Articles
Published on
November 10, 2023

Facts About USD

5
min read

The American Dollar, or USD, is the most widely recognised and influential currency, topping the list of the most traded currencies, with an average global trading volume of $6.6 trillion, nearly triple that of the runner-up Euro and its $2.3 trillion average daily volume.

Let's take a look at some facts about the world's most popular currency today!  

Key Takeaways:

  • The USD accounted for 88% of global FX transactions, and comprises 59% of all reserve currency holdings
  • $3 trillion worth of USD was printed in 2020 alone
  • The Bretton Woods agreement pegged the USD to the gold standard but it was dropped after 1971

The USD is the top global currency

As of 2022, the USD accounted for about 88% of global FX transactions, according to the Bank for International Settlements. This share has remained stable over the past 20 years, despite the rise of other currencies such as the euro and the Chinese renminbi.  

This is primarily because of the size and stability of the US economy, the deep and liquid US financial markets, and the widespread confidence in the USD as a store of value.

It means businesses need to be prepared to deal in USD, even if they are not located in the US. This is because their customers and suppliers are likely to be using USD, and they may need to take out loans or raise capital in USD markets.  

🔑  Read More: Foreign Exchange (Forex) Rates: How Do They Actually Work?

It is also the most widely-held currency

The USD can be said to be the global de facto reserve currency, comprising an estimated 59% of all global foreign reserves in 2022, making it a crucial contributor to global economic stability. Central banks worldwide hold USD as a safeguard for foreign trade and investment, tapping into these reserves during economic turbulence to bolster their domestic currencies. They also buy and sell US Treasury securities as part of their foreign exchange reserve management.

International trade and transactions frequently employ the USD for settlement as well, particularly in sectors like commodities, including oil, cementing its indispensable role in the global economy.

The US central bank, the Federal Reserve, has immense influence in maintaining the USD's international standing. It administers reciprocal currency arrangements, commonly known as swap lines, with foreign central banks to ensure sufficient USD liquidity during economic crises. By providing this liquidity, the Federal Reserve helps to steer the global financial system away from potential currency and market disruptions, and keep it resilient.

The Bretton Woods Agreement

The Bretton Woods agreement, established after World War II, played a significant role in the USD becoming the anchor currency of the international monetary system. This agreement pegged the value of the USD to gold at a rate of $35 per ounce. At the same time, other currencies would have fixed but adjustable exchange rates to the USD.

This established a robust fixed exchange rate system that boosted global trade and investment, fostering economic stability and cooperation among nations.  

However, the Bretton Woods system was ended in 1971 due to the US's growing spending and deficit in its balance of payments. More importantly, the US did not have sufficient gold reserves backing the amount of USD circulating across the world, resulting in the currency's overvaluation.  

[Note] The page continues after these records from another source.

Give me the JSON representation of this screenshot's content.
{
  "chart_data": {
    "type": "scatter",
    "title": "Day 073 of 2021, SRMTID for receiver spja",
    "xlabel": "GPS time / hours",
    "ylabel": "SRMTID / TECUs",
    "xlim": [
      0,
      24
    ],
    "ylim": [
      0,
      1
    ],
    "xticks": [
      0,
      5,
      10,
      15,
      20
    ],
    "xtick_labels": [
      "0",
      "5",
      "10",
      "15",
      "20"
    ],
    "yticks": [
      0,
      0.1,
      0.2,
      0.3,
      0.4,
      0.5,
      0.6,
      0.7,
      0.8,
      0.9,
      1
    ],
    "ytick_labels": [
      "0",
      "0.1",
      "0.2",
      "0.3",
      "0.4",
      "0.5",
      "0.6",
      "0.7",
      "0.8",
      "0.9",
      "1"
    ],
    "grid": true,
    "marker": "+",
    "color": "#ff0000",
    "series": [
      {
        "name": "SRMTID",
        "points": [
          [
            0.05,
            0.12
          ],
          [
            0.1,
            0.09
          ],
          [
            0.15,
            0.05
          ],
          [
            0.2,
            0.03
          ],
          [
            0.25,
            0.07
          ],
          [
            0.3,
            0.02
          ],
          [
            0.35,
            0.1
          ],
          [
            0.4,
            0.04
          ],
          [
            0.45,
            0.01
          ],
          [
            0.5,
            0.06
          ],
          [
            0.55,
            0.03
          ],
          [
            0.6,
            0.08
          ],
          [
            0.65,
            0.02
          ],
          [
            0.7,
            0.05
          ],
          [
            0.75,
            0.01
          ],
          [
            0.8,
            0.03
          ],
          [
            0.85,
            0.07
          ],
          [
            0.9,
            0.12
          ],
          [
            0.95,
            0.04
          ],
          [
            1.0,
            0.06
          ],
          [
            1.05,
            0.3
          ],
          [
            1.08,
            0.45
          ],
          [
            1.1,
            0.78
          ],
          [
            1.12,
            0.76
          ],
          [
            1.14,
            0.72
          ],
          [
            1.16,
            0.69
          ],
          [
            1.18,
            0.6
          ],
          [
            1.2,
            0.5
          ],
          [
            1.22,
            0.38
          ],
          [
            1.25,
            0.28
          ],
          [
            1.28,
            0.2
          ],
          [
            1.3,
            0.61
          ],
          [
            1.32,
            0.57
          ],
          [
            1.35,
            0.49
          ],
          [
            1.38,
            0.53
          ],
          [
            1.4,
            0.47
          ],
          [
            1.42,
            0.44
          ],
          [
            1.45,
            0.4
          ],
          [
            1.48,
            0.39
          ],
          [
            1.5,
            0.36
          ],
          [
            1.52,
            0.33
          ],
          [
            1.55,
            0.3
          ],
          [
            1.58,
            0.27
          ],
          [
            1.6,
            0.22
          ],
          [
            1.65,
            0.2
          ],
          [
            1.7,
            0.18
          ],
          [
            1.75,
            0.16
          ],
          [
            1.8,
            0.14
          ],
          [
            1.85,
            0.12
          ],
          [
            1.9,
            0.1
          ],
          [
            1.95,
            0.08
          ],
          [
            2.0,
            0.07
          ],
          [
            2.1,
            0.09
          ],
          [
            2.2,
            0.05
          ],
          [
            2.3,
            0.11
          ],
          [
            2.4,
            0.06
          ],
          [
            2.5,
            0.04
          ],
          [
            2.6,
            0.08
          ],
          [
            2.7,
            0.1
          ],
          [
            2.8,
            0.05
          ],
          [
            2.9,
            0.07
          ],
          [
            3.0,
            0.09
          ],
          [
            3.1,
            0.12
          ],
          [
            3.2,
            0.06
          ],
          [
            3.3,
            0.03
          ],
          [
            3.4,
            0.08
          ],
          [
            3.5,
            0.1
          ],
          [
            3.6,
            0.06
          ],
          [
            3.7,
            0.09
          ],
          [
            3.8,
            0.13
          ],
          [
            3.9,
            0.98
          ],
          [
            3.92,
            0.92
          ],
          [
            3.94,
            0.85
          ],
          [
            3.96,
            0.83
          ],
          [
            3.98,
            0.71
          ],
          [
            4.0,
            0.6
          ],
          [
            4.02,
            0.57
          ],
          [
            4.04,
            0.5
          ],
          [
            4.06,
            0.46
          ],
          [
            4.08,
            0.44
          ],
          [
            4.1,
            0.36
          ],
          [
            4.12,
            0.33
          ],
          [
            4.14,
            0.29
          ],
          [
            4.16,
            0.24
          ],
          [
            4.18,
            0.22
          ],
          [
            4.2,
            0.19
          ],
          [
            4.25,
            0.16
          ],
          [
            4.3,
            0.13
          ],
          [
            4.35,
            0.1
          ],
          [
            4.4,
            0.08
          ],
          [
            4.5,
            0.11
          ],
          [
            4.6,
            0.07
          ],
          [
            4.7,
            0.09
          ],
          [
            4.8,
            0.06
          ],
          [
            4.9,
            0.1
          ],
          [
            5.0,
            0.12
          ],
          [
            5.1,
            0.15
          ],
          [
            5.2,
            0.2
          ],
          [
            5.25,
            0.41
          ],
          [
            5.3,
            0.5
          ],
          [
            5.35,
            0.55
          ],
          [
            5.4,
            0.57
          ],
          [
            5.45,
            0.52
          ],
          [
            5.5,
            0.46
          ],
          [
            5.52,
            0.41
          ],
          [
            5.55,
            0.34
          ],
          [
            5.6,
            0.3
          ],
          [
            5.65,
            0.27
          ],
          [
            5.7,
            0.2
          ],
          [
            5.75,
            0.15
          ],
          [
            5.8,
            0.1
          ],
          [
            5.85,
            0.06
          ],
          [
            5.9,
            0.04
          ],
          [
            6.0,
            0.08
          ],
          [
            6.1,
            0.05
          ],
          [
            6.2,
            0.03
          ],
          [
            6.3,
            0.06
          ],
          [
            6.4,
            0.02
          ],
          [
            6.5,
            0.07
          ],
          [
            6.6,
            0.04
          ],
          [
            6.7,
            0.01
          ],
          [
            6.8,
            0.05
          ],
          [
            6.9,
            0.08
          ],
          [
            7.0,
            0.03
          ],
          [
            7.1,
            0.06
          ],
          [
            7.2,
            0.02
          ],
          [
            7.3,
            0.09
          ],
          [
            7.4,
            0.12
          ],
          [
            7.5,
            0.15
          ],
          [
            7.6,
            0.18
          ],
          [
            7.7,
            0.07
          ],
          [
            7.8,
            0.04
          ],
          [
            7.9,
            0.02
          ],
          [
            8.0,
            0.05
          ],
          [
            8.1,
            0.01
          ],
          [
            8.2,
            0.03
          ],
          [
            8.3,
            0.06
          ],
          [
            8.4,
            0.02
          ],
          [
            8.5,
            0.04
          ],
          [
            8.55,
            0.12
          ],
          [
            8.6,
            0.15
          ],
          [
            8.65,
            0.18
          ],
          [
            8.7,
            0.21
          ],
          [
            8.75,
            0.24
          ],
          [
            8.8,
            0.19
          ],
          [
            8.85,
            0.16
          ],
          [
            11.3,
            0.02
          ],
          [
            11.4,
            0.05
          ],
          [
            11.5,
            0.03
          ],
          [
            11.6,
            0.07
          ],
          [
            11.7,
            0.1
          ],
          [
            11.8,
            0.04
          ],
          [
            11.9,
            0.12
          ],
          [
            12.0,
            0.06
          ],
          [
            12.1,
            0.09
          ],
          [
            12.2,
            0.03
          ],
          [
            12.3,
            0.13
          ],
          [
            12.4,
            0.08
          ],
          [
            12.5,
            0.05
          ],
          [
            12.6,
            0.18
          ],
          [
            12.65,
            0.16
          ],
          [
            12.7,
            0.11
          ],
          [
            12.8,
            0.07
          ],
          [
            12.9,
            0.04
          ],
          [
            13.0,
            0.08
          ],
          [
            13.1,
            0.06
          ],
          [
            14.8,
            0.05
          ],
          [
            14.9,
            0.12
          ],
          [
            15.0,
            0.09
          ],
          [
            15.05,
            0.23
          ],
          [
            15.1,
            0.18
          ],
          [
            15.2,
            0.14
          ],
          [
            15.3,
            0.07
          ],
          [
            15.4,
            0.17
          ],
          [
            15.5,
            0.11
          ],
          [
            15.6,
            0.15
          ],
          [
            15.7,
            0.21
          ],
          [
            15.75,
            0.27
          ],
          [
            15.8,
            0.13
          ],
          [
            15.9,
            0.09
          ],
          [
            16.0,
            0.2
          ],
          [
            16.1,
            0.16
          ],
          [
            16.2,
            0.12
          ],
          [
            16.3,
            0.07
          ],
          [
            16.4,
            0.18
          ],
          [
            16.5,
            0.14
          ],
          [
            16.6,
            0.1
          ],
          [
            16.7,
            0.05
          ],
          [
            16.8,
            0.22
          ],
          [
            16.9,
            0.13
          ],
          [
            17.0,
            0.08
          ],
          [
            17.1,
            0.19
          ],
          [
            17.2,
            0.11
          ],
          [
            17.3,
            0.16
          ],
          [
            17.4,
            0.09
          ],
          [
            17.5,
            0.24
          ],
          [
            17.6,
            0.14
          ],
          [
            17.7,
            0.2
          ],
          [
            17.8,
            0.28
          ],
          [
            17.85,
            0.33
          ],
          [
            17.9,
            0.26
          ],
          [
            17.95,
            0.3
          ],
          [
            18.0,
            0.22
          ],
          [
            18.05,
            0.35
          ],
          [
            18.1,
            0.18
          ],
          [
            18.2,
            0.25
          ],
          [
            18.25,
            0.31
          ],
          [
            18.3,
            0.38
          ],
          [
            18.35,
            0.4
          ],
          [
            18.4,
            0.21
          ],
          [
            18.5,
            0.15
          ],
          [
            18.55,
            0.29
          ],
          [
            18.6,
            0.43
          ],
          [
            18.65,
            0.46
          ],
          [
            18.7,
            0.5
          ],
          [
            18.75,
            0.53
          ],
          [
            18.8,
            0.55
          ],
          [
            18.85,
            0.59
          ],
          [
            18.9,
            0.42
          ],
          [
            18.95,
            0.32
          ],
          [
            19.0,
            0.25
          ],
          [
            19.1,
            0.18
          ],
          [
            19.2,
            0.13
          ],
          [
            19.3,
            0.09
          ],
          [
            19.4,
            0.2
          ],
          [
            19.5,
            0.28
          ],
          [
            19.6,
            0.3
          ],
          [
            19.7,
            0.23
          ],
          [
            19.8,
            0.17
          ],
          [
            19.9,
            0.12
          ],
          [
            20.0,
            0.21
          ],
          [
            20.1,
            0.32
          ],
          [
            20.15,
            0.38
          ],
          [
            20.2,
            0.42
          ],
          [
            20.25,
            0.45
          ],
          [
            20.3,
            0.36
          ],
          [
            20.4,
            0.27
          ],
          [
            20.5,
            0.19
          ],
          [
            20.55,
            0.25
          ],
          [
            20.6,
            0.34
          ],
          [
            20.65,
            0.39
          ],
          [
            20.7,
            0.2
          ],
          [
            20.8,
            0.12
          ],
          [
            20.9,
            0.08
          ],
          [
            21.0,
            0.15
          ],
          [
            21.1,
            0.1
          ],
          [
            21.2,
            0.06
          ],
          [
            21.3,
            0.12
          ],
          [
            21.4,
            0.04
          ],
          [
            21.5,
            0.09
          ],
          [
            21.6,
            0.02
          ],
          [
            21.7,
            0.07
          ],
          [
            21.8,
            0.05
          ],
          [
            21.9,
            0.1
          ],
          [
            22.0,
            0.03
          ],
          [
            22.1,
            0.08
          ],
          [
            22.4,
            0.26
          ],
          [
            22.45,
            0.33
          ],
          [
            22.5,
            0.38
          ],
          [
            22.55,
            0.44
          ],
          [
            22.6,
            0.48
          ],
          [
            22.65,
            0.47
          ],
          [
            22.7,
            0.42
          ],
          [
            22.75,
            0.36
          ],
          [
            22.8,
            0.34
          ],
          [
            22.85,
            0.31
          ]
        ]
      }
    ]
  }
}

Following this development, the USD became a fiat currency, which means it is not backed by a commodity, such as gold or silver. Nonetheless, the USD held on to its status as the world's leading reserve currency.  

🔑  Read More: Opening A US Bank Account Overseas: What Are The Alternatives?

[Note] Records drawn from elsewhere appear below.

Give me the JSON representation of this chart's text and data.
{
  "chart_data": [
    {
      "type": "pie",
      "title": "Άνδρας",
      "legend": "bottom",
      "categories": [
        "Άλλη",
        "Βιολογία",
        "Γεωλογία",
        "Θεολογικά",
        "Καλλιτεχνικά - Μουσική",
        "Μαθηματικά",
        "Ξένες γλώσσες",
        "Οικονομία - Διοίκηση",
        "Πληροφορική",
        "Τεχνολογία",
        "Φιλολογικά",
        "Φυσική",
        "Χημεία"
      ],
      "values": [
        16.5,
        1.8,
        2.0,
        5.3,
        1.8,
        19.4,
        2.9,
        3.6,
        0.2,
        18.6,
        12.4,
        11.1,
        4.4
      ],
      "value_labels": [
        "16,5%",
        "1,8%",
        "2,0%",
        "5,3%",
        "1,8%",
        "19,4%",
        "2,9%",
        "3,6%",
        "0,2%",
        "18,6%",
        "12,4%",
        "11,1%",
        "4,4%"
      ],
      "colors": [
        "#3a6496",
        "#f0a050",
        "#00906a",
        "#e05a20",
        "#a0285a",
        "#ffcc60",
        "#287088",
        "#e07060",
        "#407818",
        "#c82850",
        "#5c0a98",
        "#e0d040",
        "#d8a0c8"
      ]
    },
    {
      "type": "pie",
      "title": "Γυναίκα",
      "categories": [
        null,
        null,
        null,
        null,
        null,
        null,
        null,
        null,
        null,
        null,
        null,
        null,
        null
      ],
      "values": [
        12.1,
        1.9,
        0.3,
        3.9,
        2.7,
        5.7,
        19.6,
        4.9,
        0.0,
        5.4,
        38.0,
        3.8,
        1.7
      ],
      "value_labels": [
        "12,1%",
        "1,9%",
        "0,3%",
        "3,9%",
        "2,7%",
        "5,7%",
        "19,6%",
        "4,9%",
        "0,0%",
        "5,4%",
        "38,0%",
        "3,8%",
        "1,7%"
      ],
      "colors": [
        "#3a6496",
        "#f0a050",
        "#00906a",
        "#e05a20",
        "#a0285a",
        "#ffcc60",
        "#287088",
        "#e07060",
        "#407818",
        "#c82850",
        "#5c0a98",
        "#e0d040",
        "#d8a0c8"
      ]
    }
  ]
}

The Federal Reserve increased USD supply in 2020

In response to the economic fallout set off by the COVID-19 pandemic in 2020, the US printed as much as $3 trillion in the span of just under 4 months. The US government used these funds to pump money into the economy via asset and bond purchases. The Federal Reserve's balance sheet grew from $4.16 trillion to $7.17 trillion as a result of this activity.

This massive injection of liquidity into the economy was led by the Federal Reserve as it worked to keep interest rates down and encourage people and businesses to continue borrowing and spending.

Though such actions were deemed necessary at the time, it raised concerns the long-term implications for the financial system. In the short term, the economic downturn and reduced consumer spending necessitated such a move.

The effects were not felt till much later. For one, the increase in money supply led to high inflation and rising consumer prices, peaking at 9.1% for the year ending in June 2022, although it has since gradually come down.